Maria Saffery, Salisbury, to Anne Whitaker, Bratton, Saturday, 13 June 1807.
Attached to the letter below is a letter by John Saffery to Philip Whitaker, dated 12 June 1807.
Saturday Morng
It is with indescribable haste that I add a line to the preceding wh ought have gone last night but necessity has no law. I am still a nurse as Ann is absent & the Children weak & fretful in some degree. < > rather more of an Invalid than when I wrote last < > conceive this to be the effect of medicine Philip continues delicate Jane has a red mouth in consequence of teething I have had dr Saml vaccinated with matter immediately from Jenner but there is no infection nor as yet any appearance of measles either in him or Jane –
You know by this time that dr little E’s old bonnet never came as was intended so that I cd do nothing effectually in the affair but return the other with complaint Mrs E– says it wd shrink she supposes to the proper size but I am aware that I must now add nothing more, than that I am
Most affectionately your’s
M G Saffery
Our Servts wish to hear from home
Text: Timothy Whelan, gen. ed., Nonconformist Women Writers, 1720-1840, 8 vols. (London: Pickering & Chatto, 2011), vol. 6, p. 236 (annotated version); Saffery/Whitaker Papers, acc. 142, I.A.16.(b.), Angus Library.

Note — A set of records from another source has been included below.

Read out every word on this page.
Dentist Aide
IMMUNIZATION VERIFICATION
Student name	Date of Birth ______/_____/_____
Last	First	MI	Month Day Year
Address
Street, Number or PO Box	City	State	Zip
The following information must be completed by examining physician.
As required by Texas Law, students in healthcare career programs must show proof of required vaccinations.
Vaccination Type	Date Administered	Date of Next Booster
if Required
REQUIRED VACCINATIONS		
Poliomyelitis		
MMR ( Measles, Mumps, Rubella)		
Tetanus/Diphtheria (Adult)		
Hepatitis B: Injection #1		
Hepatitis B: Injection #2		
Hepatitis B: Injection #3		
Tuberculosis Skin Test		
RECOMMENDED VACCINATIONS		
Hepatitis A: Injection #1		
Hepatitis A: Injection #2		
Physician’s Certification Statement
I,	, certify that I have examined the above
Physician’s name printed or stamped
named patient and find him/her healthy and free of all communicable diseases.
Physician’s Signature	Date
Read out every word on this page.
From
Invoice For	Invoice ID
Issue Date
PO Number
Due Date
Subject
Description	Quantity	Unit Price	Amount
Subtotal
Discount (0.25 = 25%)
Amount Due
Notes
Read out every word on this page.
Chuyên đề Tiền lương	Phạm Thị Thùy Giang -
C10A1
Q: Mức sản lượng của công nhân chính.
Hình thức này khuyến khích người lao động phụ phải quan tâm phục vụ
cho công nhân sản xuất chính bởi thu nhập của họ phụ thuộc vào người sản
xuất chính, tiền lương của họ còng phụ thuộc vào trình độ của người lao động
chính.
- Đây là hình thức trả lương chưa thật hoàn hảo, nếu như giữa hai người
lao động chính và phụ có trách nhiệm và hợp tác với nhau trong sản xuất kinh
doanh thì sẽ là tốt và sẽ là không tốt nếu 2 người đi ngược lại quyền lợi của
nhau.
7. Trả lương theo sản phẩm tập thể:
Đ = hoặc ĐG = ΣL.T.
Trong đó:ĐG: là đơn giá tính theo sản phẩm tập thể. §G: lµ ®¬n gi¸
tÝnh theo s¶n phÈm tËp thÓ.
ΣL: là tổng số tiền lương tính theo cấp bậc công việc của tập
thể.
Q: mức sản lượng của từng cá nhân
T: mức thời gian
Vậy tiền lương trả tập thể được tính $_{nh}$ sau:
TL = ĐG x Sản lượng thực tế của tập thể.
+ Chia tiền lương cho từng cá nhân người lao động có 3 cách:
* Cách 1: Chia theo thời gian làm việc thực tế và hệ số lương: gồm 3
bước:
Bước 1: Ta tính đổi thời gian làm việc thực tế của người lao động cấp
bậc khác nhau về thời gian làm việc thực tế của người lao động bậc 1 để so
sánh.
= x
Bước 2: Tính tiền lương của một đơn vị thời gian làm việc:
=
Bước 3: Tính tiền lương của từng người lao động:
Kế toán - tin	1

Address: Mr P. Whitaker | Bratton Farm | nr Westbury. No postmark. Since the last letter, MGS has given birth in February 1807 to another son, Samuel (d. 1858). References above include Edward Jenner (1749-1823), a Gloucestershire physician, who discovered the first effective smallpox vaccine, initially made public in An Inquiry into the Causes and Effects of the Variolae Vaccinae, a Disease known by the Name of Cow Pox (1798), in which Jenner also introduced the first use of the word ‘virus’.